I think it’s worth telling him that you hope he feels comfortable talking to you about his excitement and worries surrounding the baby, but also give him time. It probably doesn’t feel real for him yet. Men also worry a lot about how they’re going to provide for thier family, so talking about the baby actually being born may be a little overwhelming for him now, but I bet he’ll be more excited when the time comes.
Post # 14
You have to remember, your husband doesn’t get to feel and experience all that you do during a pregnancy. For many men, it’s not real until that baby is born. It’s hard to form a connection with a moving bump, and in your case, it’s the expectation of a bump right now. Don’t force it, he’ll come around in his own time.
Post # 15
Some ladies have already said that whole thing about women becoming moms when we get pregnant and men becoming dads when they hold the baby. I think that’s pretty true. They just can’t experience it like we can until the baby is there. My DH is the same way, he’s sweet and supportive, but not that into me telling him what’s going on each week, or wanting to feel every time she kicks. But, he does have her u/s picture as his phone background and gets excited when he gets to see her in the u/s or when he can see my stomach moving because she’s squirming.

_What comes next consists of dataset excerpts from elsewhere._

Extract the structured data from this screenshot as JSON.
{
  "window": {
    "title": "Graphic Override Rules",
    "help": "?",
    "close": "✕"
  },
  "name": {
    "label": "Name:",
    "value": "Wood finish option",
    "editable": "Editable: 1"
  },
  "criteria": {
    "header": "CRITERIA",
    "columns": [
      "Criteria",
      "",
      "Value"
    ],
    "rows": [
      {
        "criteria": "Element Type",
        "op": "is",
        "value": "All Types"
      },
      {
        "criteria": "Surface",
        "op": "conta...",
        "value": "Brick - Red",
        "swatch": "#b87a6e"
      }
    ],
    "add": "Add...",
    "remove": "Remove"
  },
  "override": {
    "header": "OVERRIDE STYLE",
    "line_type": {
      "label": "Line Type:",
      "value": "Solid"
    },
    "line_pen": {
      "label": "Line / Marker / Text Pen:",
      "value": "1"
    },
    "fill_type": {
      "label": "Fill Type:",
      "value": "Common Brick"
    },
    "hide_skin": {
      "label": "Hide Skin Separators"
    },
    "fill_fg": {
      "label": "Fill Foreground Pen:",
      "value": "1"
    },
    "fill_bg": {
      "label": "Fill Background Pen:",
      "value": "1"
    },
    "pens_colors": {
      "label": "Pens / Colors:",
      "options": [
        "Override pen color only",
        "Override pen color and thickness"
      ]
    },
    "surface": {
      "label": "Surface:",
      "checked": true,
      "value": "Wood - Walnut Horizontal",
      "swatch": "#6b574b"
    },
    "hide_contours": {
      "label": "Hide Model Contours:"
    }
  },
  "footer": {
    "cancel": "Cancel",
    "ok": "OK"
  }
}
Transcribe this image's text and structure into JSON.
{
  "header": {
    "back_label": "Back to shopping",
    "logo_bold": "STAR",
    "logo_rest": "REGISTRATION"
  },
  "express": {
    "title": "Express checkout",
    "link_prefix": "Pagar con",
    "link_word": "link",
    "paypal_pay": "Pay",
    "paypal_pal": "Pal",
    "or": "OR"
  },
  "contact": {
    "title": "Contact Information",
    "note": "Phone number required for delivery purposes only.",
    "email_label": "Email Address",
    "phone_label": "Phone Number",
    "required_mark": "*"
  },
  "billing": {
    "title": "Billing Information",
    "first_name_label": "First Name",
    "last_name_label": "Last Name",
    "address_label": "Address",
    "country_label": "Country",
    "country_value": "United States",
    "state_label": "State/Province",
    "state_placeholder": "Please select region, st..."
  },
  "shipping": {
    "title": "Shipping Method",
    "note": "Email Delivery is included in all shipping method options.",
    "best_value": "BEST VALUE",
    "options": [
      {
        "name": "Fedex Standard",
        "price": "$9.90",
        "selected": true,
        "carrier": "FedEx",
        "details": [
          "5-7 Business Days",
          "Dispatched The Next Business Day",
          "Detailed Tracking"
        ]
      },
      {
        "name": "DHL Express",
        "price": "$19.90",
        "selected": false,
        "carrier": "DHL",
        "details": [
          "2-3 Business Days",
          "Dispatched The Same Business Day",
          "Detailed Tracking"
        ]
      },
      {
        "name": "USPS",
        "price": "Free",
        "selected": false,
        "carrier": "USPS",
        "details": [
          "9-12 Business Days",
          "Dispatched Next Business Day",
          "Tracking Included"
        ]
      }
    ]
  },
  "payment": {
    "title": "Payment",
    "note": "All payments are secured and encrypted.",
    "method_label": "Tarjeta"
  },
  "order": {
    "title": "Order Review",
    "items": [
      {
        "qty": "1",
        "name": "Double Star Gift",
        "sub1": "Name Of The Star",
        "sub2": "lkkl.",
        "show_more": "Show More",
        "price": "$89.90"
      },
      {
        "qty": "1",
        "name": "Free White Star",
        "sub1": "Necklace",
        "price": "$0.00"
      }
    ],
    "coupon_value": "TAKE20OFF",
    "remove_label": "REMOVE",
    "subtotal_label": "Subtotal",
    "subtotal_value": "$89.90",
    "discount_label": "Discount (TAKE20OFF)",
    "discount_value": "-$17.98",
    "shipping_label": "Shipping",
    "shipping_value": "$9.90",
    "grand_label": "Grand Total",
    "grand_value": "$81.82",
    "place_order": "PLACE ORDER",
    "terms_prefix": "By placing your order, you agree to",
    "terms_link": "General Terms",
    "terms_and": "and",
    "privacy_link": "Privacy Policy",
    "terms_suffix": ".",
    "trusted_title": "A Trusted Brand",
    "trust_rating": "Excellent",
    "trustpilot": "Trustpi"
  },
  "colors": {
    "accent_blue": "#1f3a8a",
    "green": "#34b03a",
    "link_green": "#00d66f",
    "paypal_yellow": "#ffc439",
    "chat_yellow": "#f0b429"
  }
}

Just give it some time, he’ll come around the more visible your pregnancy is and the more he gets to see and feel–just wait to see his face when he holds that baby for the first time 🙂
Post # 16
DH only really got excited about 2 weeks ago after the first time he felt her move. He has been extremely unattached about the whole thing. He doesn’t get excited, he doesn’t really get involved. The only other time I have seen him excited was when we did our gender ultrasound and he saw her (actually looking like a baby) for the first time.
I think the PPs really hit the nail on the head when they mentioned that men don’t get into it until the babies are here. They don’t experience the pregnancy the way we do. They don’t get the emotions or the movement or the small, special things that happen for us. It’s far more real for us than it is for them.
Give him some time. He’ll come around eventually.